判決はどんなものか分かりませんが、毎日の報道によると、
東京高裁は、企業の経営に参加する意思がなく、株価を上昇させてから関係者に株式を高値で売りつけるような「乱用的買収者」は、「差別的取り扱いを受けてもやむを得ない」との判断を示した。その上で、スティールについて過去の投資活動を分析し、「投資ファンドという性格上、自らの利益のみを追求しようとしている存在と言わざるを得ない」とし「乱用的買収者」と認定した。

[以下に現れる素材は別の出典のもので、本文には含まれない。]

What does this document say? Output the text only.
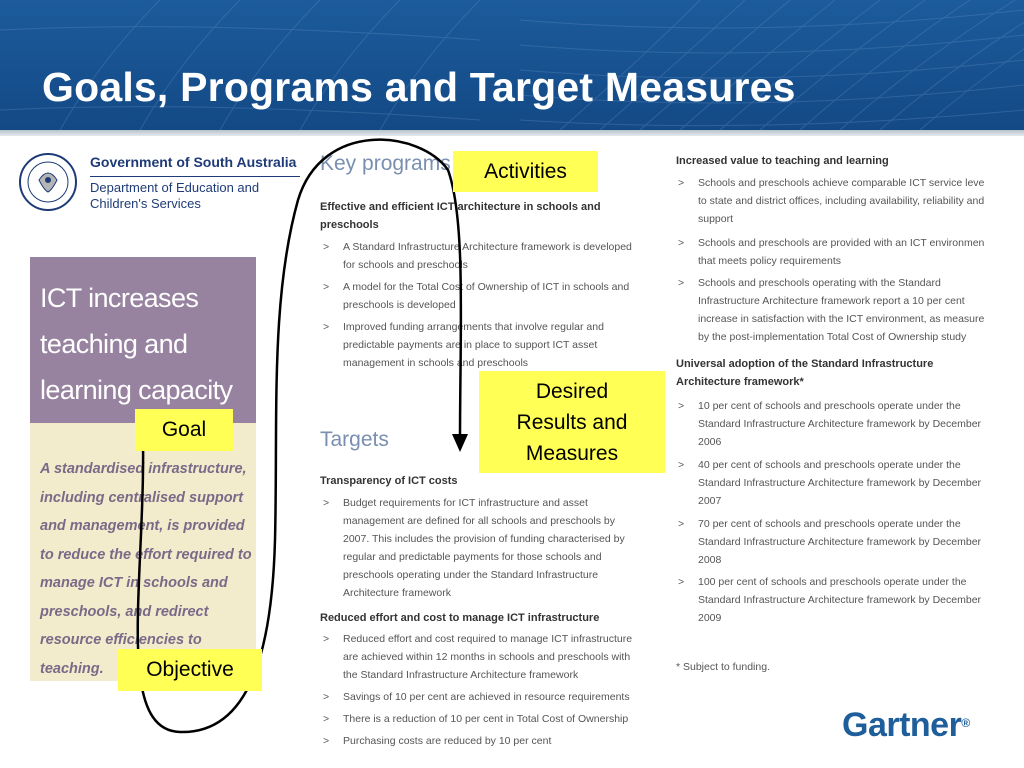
Goals, Programs and Target Measures
Government of South Australia
Department of Education and
Children's Services
ICT increases
teaching and
learning capacity
A standardised infrastructure,
including centralised support
and management, is provided
to reduce the effort required to
manage ICT in schools and
preschools, and redirect
resource efficiencies to
teaching.
Key programs
Effective and efficient ICT architecture in schools and
preschools
> A Standard Infrastructure Architecture framework is developed
for schools and preschools
> A model for the Total Cost of Ownership of ICT in schools and
preschools is developed
> Improved funding arrangements that involve regular and
predictable payments are in place to support ICT asset
management in schools and preschools
Targets
Transparency of ICT costs
> Budget requirements for ICT infrastructure and asset
management are defined for all schools and preschools by
2007. This includes the provision of funding characterised by
regular and predictable payments for those schools and
preschools operating under the Standard Infrastructure
Architecture framework
Reduced effort and cost to manage ICT infrastructure
> Reduced effort and cost required to manage ICT infrastructure
are achieved within 12 months in schools and preschools with
the Standard Infrastructure Architecture framework
> Savings of 10 per cent are achieved in resource requirements
> There is a reduction of 10 per cent in Total Cost of Ownership
> Purchasing costs are reduced by 10 per cent
Increased value to teaching and learning
> Schools and preschools achieve comparable ICT service leve
to state and district offices, including availability, reliability and
support
> Schools and preschools are provided with an ICT environmen
that meets policy requirements
> Schools and preschools operating with the Standard
Infrastructure Architecture framework report a 10 per cent
increase in satisfaction with the ICT environment, as measure
by the post-implementation Total Cost of Ownership study
Universal adoption of the Standard Infrastructure
Architecture framework*
> 10 per cent of schools and preschools operate under the
Standard Infrastructure Architecture framework by December
2006
> 40 per cent of schools and preschools operate under the
Standard Infrastructure Architecture framework by December
2007
> 70 per cent of schools and preschools operate under the
Standard Infrastructure Architecture framework by December
2008
> 100 per cent of schools and preschools operate under the
Standard Infrastructure Architecture framework by December
2009
* Subject to funding.
Activities
Desired
Results and
Measures
Goal
Objective
Gartner®
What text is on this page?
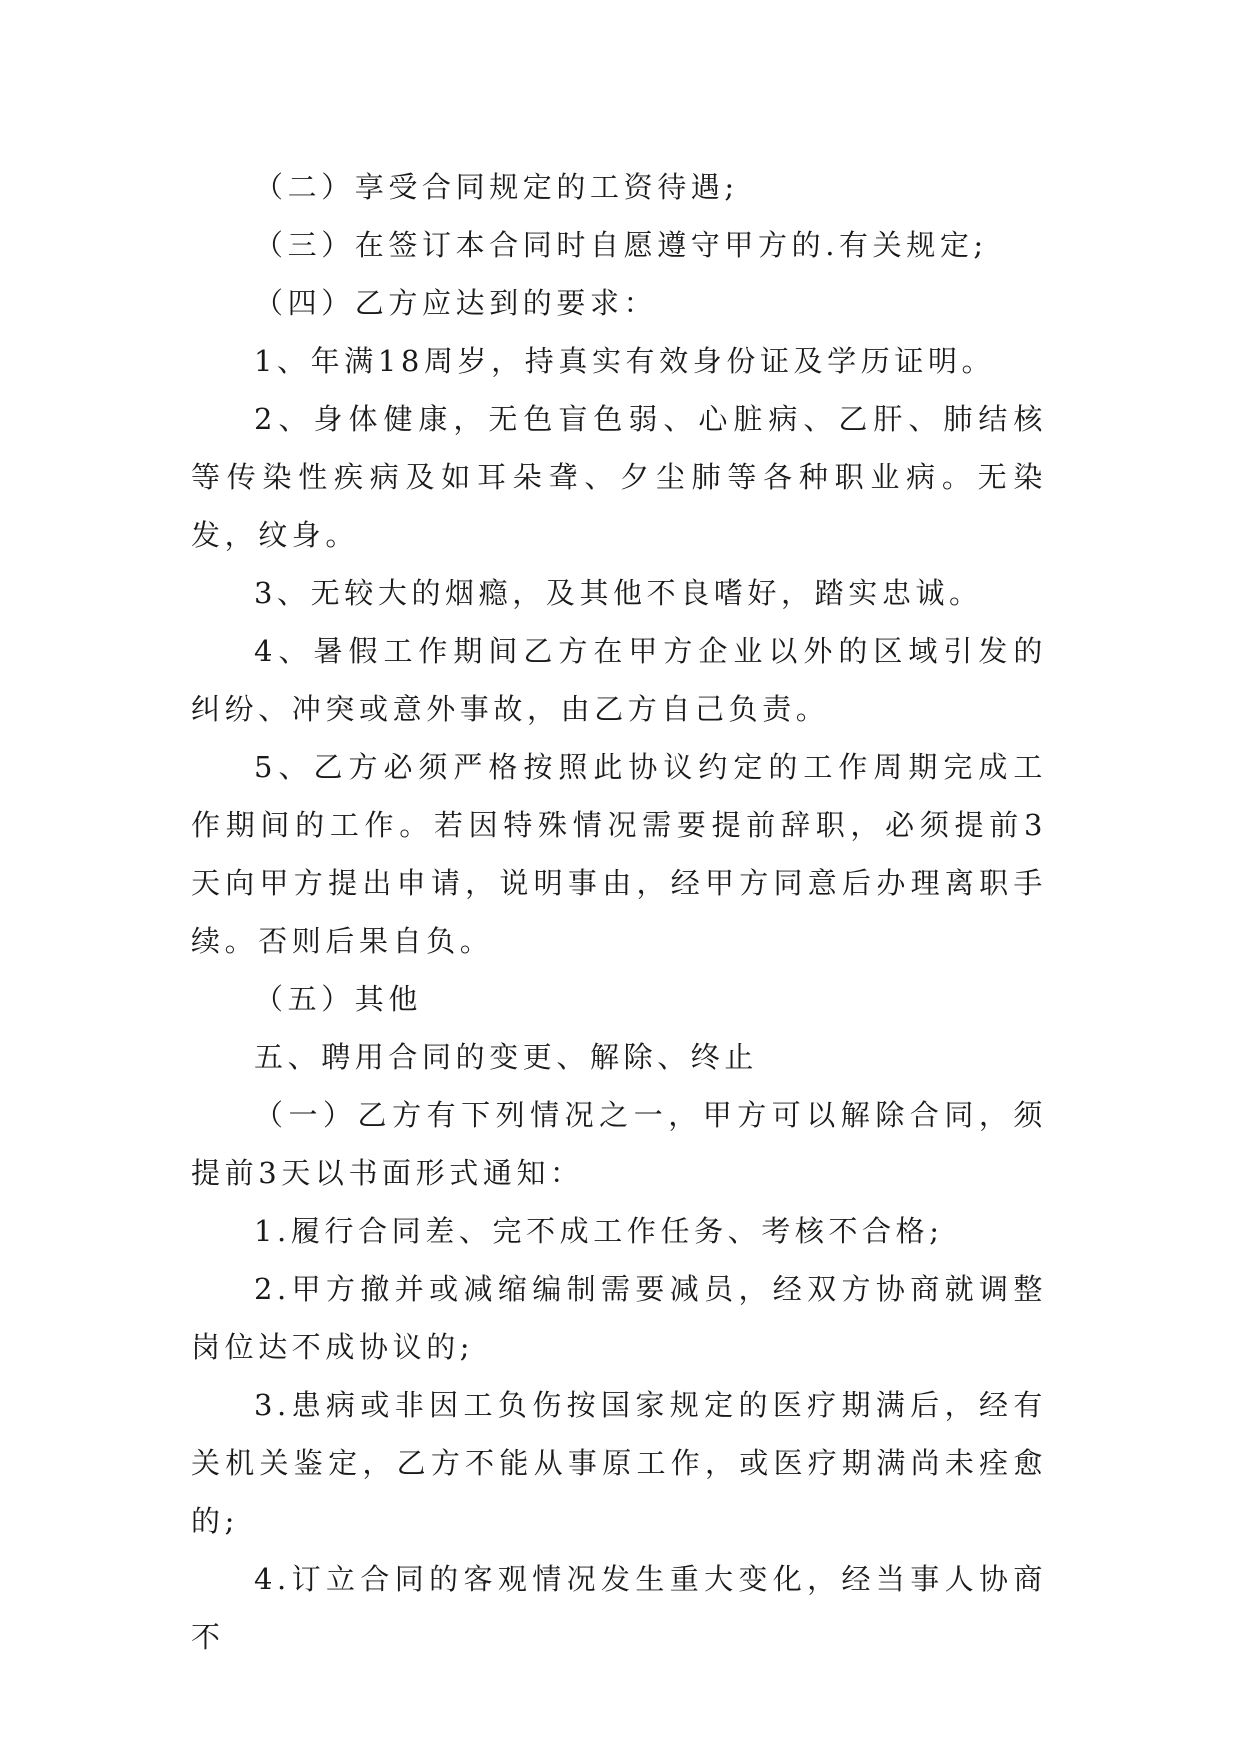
（二）享受合同规定的工资待遇;

（三）在签订本合同时自愿遵守甲方的.有关规定;

（四）乙方应达到的要求：

1、年满18周岁，持真实有效身份证及学历证明。

2、身体健康，无色盲色弱、心脏病、乙肝、肺结核等传染性疾病及如耳朵聋、夕尘肺等各种职业病。无染发，纹身。

3、无较大的烟瘾，及其他不良嗜好，踏实忠诚。

4、暑假工作期间乙方在甲方企业以外的区域引发的纠纷、冲突或意外事故，由乙方自己负责。

5、乙方必须严格按照此协议约定的工作周期完成工作期间的工作。若因特殊情况需要提前辞职，必须提前3天向甲方提出申请，说明事由，经甲方同意后办理离职手续。否则后果自负。

（五）其他

五、聘用合同的变更、解除、终止

（一）乙方有下列情况之一，甲方可以解除合同，须提前3天以书面形式通知：

1.履行合同差、完不成工作任务、考核不合格;

2.甲方撤并或减缩编制需要减员，经双方协商就调整岗位达不成协议的;

3.患病或非因工负伤按国家规定的医疗期满后，经有关机关鉴定，乙方不能从事原工作，或医疗期满尚未痊愈的;

4.订立合同的客观情况发生重大变化，经当事人协商不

だそうです。個人的には「株価を上昇させてから・・・高値で売りつけるような」者は「株主平等の原則」の埒外にあるというのは理解できませんし(別に「グリーンメーラー」が悪いとも思っていませんし)、ブルドッグには実現が到底難しそうなお値段で買いましょうという大変奇特な連中に高価な「おみやげ」まで持たせてお引き取り願うというお金持ち会社の「太っ腹」も理解できません(なんでそれが「完勝」なのかも分かりません)。今後逆に「おみやげ」目当てのせこい連中が増えたりして・・・
東京高裁の決定はスティールなどの投資ファンドについて、「さまざまな策を弄(ろう)して、買収対象の会社の株式を転売することで売却益を獲得しようとする」との見解を示しており・・・
ちょっと目眩がしてきましたが、真っ当な策なら上がるでしょうし、真っ当でなければ本人が損するだけです(はは、本来的にはですが。個人的にはファンドがやることで本来の企業価値が上がったり下がったりすることは稀だと思っていますが)。真っ当でないディールをアウトローにしたところで、市場の機能は強化されませんし、それは長期的には経済全体にとっては不利益だと思いますが。
といっても、日本にはまだ金太りした企業や、ROEの低い企業が山のようにあり、またスティールなどが可愛く見えるお金の亡者スマートな連中も山のようにいますし、日本でもそんなに優しい株主だけではないでしょうから、今後も同様な話は続くことになるのでしょうね。